Sudan parliament extends state of emergency
KHARTOUM, Dec 21 (AFP) — Sudan’s parliament approved a one-year extension of the five-year-old state of emergency amid ongoing security concerns in Darfur and in the south, the official SUNA news agency reported Tuesday.
Security and defence committee chairman Mohammed Bakheit was quoted as saying that parliament had also passed Monday President Omar al-Beshir’s request for an extension on the grounds that opposition groups were threatening the country’s oil infrastructure in the north and east.
The parliament also renewed its own tenure, as well
as those of several other government institutions.

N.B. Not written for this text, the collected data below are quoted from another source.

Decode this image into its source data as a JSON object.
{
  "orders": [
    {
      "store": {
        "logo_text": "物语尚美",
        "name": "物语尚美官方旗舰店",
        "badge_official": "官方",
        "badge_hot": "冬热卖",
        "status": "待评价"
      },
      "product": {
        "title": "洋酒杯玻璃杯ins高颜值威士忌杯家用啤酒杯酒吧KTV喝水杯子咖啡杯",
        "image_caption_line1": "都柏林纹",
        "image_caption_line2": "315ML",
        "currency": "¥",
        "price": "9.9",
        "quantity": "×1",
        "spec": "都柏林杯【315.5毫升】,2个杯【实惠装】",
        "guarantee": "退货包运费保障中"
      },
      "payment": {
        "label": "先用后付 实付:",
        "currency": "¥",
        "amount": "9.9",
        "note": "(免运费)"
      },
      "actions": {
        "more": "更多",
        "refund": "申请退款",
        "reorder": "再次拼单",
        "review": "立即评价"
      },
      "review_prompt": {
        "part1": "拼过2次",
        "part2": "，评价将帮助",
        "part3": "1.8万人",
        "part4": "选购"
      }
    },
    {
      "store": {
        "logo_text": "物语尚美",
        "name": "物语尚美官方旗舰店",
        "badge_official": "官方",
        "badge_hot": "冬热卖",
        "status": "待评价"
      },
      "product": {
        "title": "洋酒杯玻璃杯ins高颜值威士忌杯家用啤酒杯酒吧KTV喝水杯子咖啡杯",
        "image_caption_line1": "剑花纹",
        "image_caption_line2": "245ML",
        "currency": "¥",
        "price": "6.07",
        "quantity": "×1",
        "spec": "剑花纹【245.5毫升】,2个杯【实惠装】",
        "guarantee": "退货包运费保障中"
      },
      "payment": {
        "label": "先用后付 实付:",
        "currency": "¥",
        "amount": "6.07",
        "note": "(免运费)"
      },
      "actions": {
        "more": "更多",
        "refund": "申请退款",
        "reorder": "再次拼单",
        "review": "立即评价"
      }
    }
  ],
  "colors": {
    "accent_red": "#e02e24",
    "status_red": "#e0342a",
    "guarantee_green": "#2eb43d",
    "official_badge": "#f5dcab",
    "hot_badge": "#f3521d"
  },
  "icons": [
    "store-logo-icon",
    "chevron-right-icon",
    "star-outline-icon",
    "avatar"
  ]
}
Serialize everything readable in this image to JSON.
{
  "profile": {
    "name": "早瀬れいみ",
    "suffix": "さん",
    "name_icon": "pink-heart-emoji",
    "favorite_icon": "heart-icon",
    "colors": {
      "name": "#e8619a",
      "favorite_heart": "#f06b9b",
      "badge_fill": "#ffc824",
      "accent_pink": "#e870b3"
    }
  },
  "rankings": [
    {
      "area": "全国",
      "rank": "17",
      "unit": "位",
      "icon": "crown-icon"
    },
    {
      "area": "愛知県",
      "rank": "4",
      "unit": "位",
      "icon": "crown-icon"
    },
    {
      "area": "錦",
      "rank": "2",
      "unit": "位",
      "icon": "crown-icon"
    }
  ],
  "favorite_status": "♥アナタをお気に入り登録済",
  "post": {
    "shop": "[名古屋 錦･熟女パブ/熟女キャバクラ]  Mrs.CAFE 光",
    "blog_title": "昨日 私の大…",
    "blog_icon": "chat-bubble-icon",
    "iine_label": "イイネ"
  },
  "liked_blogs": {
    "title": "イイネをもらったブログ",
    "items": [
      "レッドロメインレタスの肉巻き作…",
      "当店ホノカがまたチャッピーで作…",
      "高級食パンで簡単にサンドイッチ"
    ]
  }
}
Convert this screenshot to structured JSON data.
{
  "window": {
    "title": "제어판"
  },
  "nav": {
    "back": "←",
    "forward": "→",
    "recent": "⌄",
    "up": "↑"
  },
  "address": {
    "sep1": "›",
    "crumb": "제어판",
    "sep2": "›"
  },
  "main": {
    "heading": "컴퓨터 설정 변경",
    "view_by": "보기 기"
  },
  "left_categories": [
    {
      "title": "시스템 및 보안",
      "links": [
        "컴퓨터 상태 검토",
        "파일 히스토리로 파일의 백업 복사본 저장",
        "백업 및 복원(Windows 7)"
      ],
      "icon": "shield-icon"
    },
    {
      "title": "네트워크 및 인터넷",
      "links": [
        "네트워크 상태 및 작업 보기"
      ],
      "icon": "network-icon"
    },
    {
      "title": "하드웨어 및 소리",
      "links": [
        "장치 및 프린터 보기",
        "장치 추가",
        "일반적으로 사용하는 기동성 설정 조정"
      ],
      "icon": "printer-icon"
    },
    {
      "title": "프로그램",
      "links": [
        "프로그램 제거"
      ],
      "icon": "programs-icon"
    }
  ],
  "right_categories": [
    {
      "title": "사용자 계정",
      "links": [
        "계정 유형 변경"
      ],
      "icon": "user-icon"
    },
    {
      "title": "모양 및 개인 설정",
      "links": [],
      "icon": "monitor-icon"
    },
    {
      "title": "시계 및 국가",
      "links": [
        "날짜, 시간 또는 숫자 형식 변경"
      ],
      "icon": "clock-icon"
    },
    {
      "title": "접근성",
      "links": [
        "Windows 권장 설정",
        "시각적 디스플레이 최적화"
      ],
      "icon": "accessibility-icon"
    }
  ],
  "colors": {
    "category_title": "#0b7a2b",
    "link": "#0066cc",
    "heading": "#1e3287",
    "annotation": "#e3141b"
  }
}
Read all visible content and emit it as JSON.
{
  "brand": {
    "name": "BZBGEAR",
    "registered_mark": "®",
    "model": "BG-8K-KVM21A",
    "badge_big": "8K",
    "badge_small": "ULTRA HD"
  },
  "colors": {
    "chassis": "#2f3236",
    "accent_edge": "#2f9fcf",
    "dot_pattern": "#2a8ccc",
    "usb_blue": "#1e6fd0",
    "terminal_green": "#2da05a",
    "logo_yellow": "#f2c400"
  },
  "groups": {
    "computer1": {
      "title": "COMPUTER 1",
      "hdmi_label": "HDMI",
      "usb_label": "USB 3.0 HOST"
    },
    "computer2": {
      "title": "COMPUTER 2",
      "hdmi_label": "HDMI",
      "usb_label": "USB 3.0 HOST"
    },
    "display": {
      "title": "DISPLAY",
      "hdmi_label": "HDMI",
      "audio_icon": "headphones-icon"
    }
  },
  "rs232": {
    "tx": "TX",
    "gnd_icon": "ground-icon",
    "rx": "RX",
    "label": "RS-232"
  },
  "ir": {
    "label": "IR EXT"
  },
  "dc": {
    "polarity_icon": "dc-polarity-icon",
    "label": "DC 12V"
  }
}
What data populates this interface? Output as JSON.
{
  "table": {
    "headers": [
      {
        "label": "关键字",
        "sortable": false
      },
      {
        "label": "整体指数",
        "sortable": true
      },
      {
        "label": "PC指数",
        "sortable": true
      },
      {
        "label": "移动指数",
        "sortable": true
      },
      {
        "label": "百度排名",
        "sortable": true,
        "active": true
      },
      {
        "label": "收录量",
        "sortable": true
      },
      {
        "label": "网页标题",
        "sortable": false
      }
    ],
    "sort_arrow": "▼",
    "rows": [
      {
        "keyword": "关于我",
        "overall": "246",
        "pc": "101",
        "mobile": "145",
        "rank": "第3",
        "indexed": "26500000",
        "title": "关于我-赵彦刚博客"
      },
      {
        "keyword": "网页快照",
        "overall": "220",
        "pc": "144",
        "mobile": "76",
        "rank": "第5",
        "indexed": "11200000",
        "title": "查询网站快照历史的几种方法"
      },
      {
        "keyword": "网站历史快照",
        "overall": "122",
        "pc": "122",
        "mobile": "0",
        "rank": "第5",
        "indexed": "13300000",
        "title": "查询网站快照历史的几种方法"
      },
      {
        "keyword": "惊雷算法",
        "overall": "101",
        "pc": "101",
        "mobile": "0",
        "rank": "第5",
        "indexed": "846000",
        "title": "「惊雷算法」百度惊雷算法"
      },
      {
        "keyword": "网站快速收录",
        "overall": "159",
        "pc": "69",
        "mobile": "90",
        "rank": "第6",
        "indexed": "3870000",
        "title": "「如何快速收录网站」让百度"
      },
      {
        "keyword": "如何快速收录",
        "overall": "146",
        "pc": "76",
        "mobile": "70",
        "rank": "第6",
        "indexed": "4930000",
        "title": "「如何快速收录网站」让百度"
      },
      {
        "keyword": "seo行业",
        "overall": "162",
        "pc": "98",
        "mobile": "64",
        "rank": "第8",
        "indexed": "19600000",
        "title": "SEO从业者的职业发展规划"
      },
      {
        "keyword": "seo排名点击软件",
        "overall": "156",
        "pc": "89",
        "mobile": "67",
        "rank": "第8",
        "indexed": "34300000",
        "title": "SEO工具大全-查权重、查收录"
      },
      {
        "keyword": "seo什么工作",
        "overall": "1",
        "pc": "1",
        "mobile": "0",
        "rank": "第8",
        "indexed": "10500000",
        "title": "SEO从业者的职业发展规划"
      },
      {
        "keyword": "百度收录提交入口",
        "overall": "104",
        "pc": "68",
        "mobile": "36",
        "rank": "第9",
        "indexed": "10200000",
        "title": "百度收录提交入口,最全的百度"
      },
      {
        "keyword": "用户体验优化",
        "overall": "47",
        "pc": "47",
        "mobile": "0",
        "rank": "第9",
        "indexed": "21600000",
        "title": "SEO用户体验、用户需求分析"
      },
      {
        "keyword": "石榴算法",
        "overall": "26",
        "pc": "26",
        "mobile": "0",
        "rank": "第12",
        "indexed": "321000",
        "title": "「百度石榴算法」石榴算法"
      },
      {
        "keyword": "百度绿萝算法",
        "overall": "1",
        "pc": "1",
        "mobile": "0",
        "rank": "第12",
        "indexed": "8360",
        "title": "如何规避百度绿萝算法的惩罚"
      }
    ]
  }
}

Some members of the opposition had blasted Beshir’s effort to renew the state of emergency as the “continuation of an anti-democracy policy”.
Nairobi, which has been the main broker between Khartoum and southern Sudanese rebels, said Monday it was optmistic a comprehensive peace agreement would be reached by the end of the year, putting an end to Africa’s longest-running civil war.
At least 1.5 million people have been killed and over four million others displaced by the war, which erupted in 1983 when the mainly Christian and animist south took up arms to end domination by the Arabised Muslim north.
But in the country’s other main area of conflict, the western region of Darfur, fighting is still raging and Nigeria talks to end the almost two-year-old conflict are floundering.
The Darfur conflict, in which tens of thousands of people have been killed and more than 1.5 million displaced, has been described by the United Nations as the world’s worst current humanitarian crisis.